Il s’oppose à tout amendement du code de la famille, qui tendrait à abolir les références à la Charia. Il est favorable à une augmentation de l’allocation due à la femme, actuellement de 400 dinars. Louisa Hanoune, la première femme algérienne à briguer la magistrature suprême et la deuxième femme arabe à s’engager dans la course aux présidentielles, après une Mauritanienne, a montré de très fortes capacités de mobilisation. Siégeant au parlement, Louisa Hanoune a développé un programme « progressiste », fustigeant l’adhésion à l’OMC et la signature d’un accord d’association avec l’Union européenne et s’opposant au remboursement de la dette extérieure de l’Algérie, dans le cadre de ales entre les pays débiteurs et avec les créanciers. Pendant toute sa tournée, la femme qui a exploité au mieux son temps de parole à la télévision, au titre des spots télévisés de la campagne électorale, a également fustigé la privatisation des entreprises nationales et l’octroi au capital étranger d’avantages spéciaux pour l’inciter à venir investir en Algérie.
Louisa Hanoune se défend de représenter la femme aux élections présidentielles. Elle est la candidate du parti des travailleurs pour les présidentielles, souligne-t-elle. Seul Bouteflika a eu à plusieurs reprises le courage, la courtoisie et la galanterie de dire à ses auditeurs qu’ils avaient à choisir le président ou la présidente de leur choix. Jaballah avait par contre exclu d’office l’éventualité que les Algériens puissent se donner une présidente. Il a souligné que des menaces étrangères graves guettaient l’Algérie, appelant ses concitoyens à oeuvrer pour le succès du scrutin du 8 avril, afin d’éviter des interventions étrangères. Sur tous ces points, son discours n’est pas seulement unique, mais se démarque totalement de celui de ses adversaires, alors que Ali Fawzi Rébaine, du parti AHD 54 (engagement et fidélité à la révolution de novembre 1954), qui mobilise peu de troupes, a axé sa campagne sur la dénonciation de la présence des harkis (collaborateurs de l’ancienne puissance coloniale) dans les rouages de l’Etat, la double nationalité, l’enrichissement sans cause et l’injustice qui est faite y compris aux familles des anciens résistants.
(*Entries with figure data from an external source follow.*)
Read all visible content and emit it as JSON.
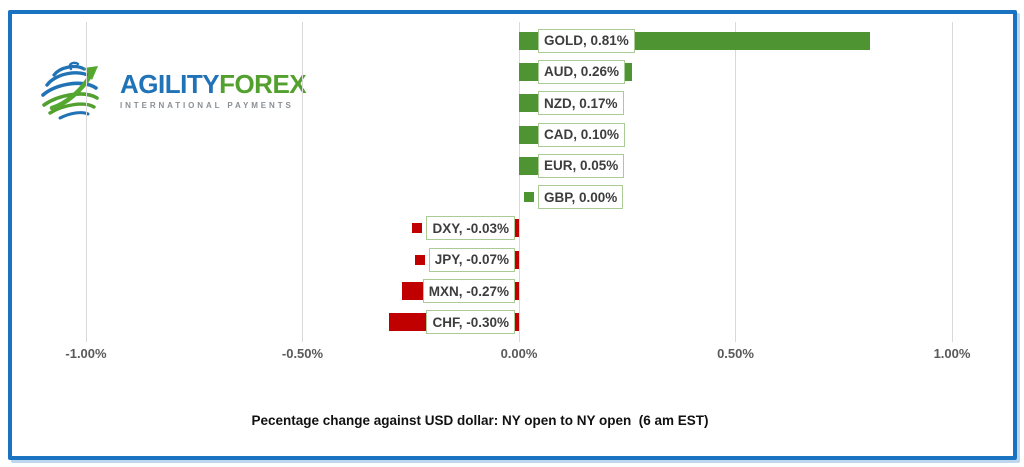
{
  "logo": {
    "brand_primary": "AGILITY",
    "brand_secondary": "FOREX",
    "tagline": "INTERNATIONAL PAYMENTS"
  },
  "frame": {
    "border_color": "#1a73c0"
  },
  "chart_data": {
    "type": "bar",
    "orientation": "horizontal",
    "title": "Pecentage change against USD dollar: NY open to NY open  (6 am EST)",
    "categories": [
      "GOLD",
      "AUD",
      "NZD",
      "CAD",
      "EUR",
      "GBP",
      "DXY",
      "JPY",
      "MXN",
      "CHF"
    ],
    "values": [
      0.81,
      0.26,
      0.17,
      0.1,
      0.05,
      0.0,
      -0.03,
      -0.07,
      -0.27,
      -0.3
    ],
    "labels": [
      "GOLD, 0.81%",
      "AUD, 0.26%",
      "NZD, 0.17%",
      "CAD, 0.10%",
      "EUR, 0.05%",
      "GBP, 0.00%",
      "DXY, -0.03%",
      "JPY, -0.07%",
      "MXN, -0.27%",
      "CHF, -0.30%"
    ],
    "x_ticks": [
      "-1.00%",
      "-0.50%",
      "0.00%",
      "0.50%",
      "1.00%"
    ],
    "x_tick_values": [
      -1.0,
      -0.5,
      0.0,
      0.5,
      1.0
    ],
    "xlim": [
      -1.0,
      1.0
    ],
    "grid": true,
    "legend_position": "none",
    "positive_color": "#4f9433",
    "negative_color": "#c00000",
    "label_border_color": "#aacb96",
    "gridline_color": "#d9d9d9",
    "axis_text_color": "#595959"
  }
}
Par contre, Bouteflika propose aux Algériens « la continuité » contre l’aventurisme, en faisant valoir son bilan, aux plans économique, social, sécuritaire et diplomatique. Benflis conteste ce qu’il appelle la tendance au totalitarisme au sommet du pouvoir et s’engage à consolider l’Etat de droit, renforcer les droits de l’Homme, protéger la liberté de la presse et soutenir la libéralisation du champ audiovisuel. Said Saadi, qui table plus sur le soutien de sa région natale (3 millions d’électeurs), prône des choix libéraux, dans tous les domaines, en préconisant notamment le retour au week-end européen (samedi et dimanche), avec des aménagements pour la prière hebdomadaire de vendredi, comme au Maroc.
Les chances de Bouteflika de triompher au premier tour restent conditionnées au score de ses adversaires. Si ses adversaires font le plein au premier tour, y compris en Kabylie, un deuxième tour serait alors inévitable, et dans cette hypothèse, ses adversaires, regroupés autour du plus fort, auraient toutes les chances de remporter haut la main la victoire finale. Les partisans du président sortant affirment que Bouteflika n’ira pas à un deuxième tour et que l’issue du scrutin sera décidée dès le 8 avril. Mais, cet objectif est également celui de Ali Benflis et de Abdallah Jaballah.